Film Review - Killer Joe

Too many exposed vaginas. 

It's not something I say everyday and not what I was expecting to see when I pootled off for a matinee screening of Killer Joe. In fact at times, as I sat in the darkened cinema, I felt a bit like one of the tragic rainmac brigade silently shuffling themselves into celluloid oblivion such was the sleaze on offer.

Adapted from a play by Tracy Letts much of the plot centers around the grubby interior of the Texan trailer where white trash scumbags Ansel, Sharla and Chris Smith (Thomas Haden Church, Gina Gershon and Emile Hirsch) concoct a scheme to bump off Ansel's ex in order to cash in on her life insurance policy.  They employ the services of demented detective Joe Cooper (Mathew McConaughey) to do the deed but get more than they bargain for when things go pear shaped. 

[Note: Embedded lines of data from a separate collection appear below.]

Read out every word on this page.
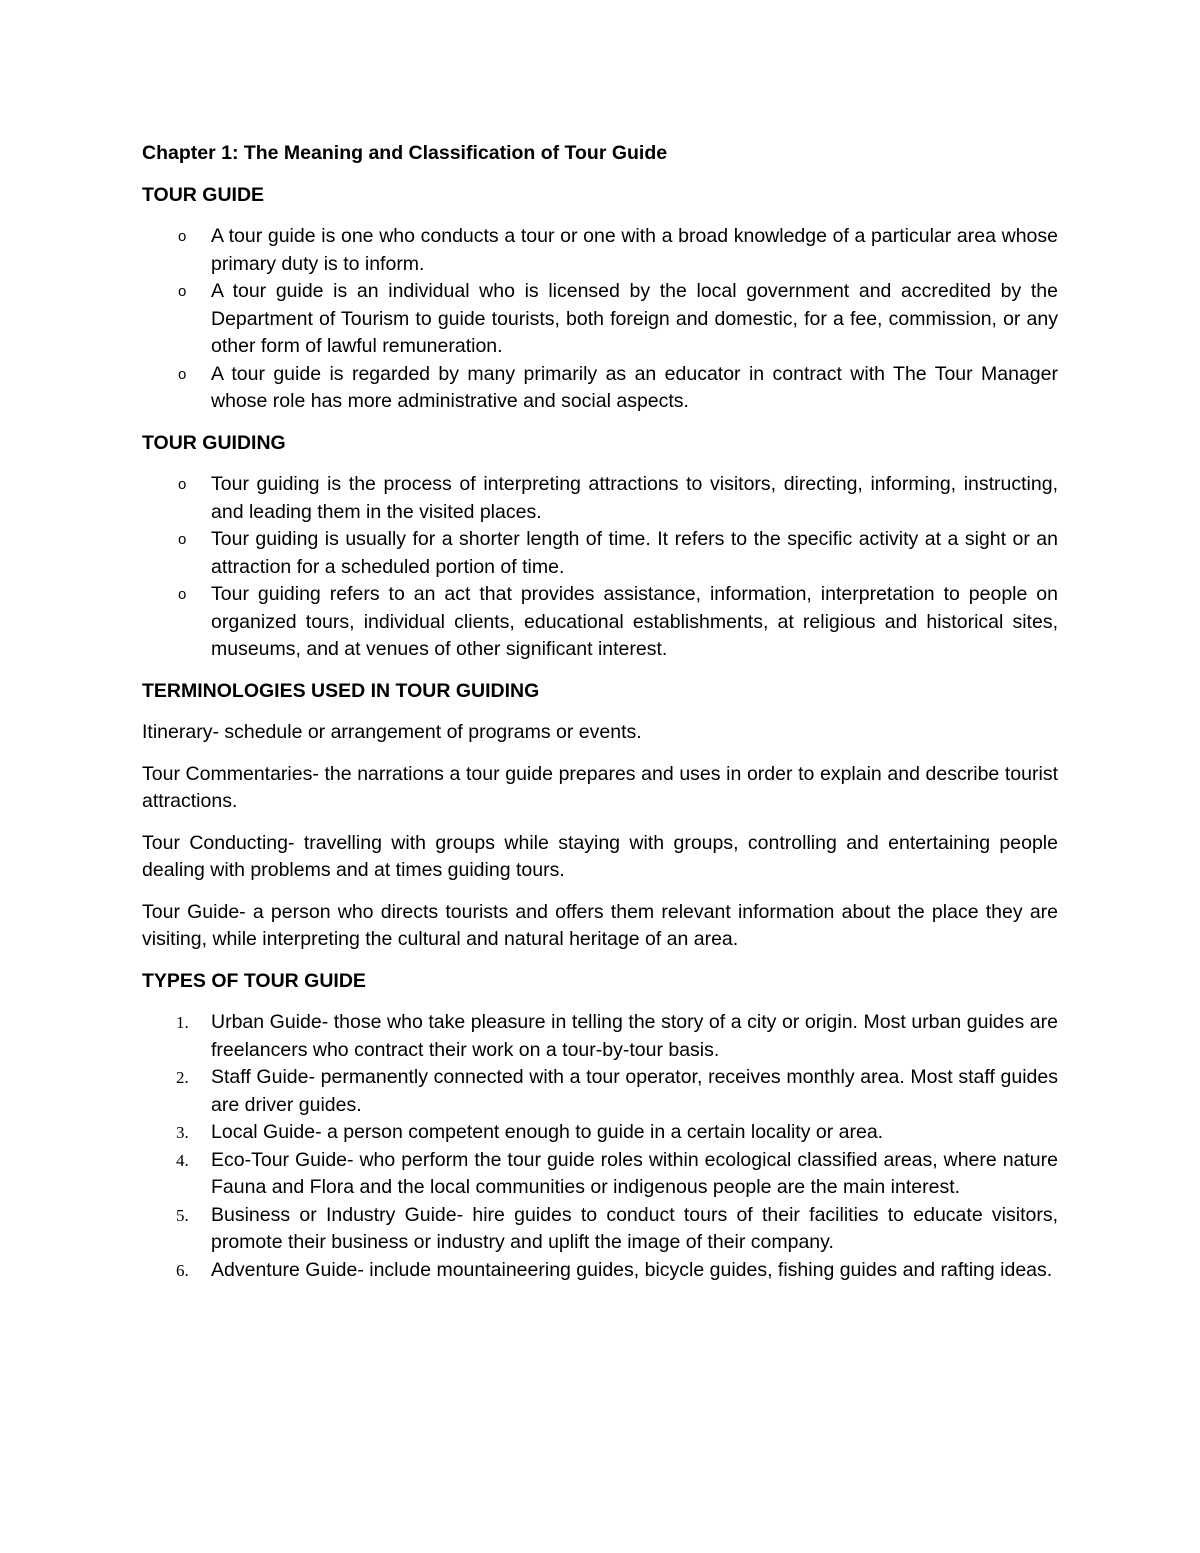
Chapter 1: The Meaning and Classification of Tour Guide
TOUR GUIDE
o A tour guide is one who conducts a tour or one with a broad knowledge of a particular area whose primary duty is to inform.
o A tour guide is an individual who is licensed by the local government and accredited by the Department of Tourism to guide tourists, both foreign and domestic, for a fee, commission, or any other form of lawful remuneration.
o A tour guide is regarded by many primarily as an educator in contract with The Tour Manager whose role has more administrative and social aspects.
TOUR GUIDING
o Tour guiding is the process of interpreting attractions to visitors, directing, informing, instructing, and leading them in the visited places.
o Tour guiding is usually for a shorter length of time. It refers to the specific activity at a sight or an attraction for a scheduled portion of time.
o Tour guiding refers to an act that provides assistance, information, interpretation to people on organized tours, individual clients, educational establishments, at religious and historical sites, museums, and at venues of other significant interest.
TERMINOLOGIES USED IN TOUR GUIDING

Itinerary- schedule or arrangement of programs or events.

Tour Commentaries- the narrations a tour guide prepares and uses in order to explain and describe tourist attractions.

Tour Conducting- travelling with groups while staying with groups, controlling and entertaining people dealing with problems and at times guiding tours.

Tour Guide- a person who directs tourists and offers them relevant information about the place they are visiting, while interpreting the cultural and natural heritage of an area.

TYPES OF TOUR GUIDE
1. Urban Guide- those who take pleasure in telling the story of a city or origin. Most urban guides are freelancers who contract their work on a tour-by-tour basis.
2. Staff Guide- permanently connected with a tour operator, receives monthly area. Most staff guides are driver guides.
3. Local Guide- a person competent enough to guide in a certain locality or area.
4. Eco-Tour Guide- who perform the tour guide roles within ecological classified areas, where nature Fauna and Flora and the local communities or indigenous people are the main interest.
5. Business or Industry Guide- hire guides to conduct tours of their facilities to educate visitors, promote their business or industry and uplift the image of their company.
6. Adventure Guide- include mountaineering guides, bicycle guides, fishing guides and rafting ideas.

Killer Joe is stylishly shot and has its moments but its not smart enough to challenge the Coens and not funny enough to rival Tarantino, both of whom have made a career in this down-at-heel story telling territory. William Freidkin, never the most understated of directors, instead sticks to what he is good at; shocking extremes. Violence comes in it all its visceral glory and the sex is a sleazy as it gets. 

A gratuitous scene involving Gina Gershon fellating a chicken drumstick will have you laughing and cringing in the space of of a minute.  McConaughey relationship with Ansel's underage daughter Dottie (Juno Temple) is also particularly unsettling. You do question some of Freidkin's choices.  Does he push the limits in order to further the story or is he just trying to provoke a reaction? Whatever the reasons, as a whole, the film lacks that certain charm or intelligence to balance out the darkness.

Killer Joe's deficiencies are not down to a lack of acting talent.  In a stiff middle finger to his critics McConaughey's Johnny Cash crossed with Red Rock West-era Hopper shows that there is more to him than just a toned six-pack and mega-watt smile. Emile Hersch continues his fabulous run of acting performances (Into The Wild is a must see) and Thomas Haden Church wins the award for dumbest lunkhead since Mr Bean

It is a shame the good performances are let down by some unrealistic character behaviour (Gershon gets clocked and then calmly sits down to eat the rest of her chicken with a smile on her bloodied face) and a shock ending that tries a little too hard to stay in the memory.

Still, kudos to Freidkin for doing something different and for managing to get a film through the creatively bankrupt studio system that isn't a sequel, a comic book adaptation or a Disney animation.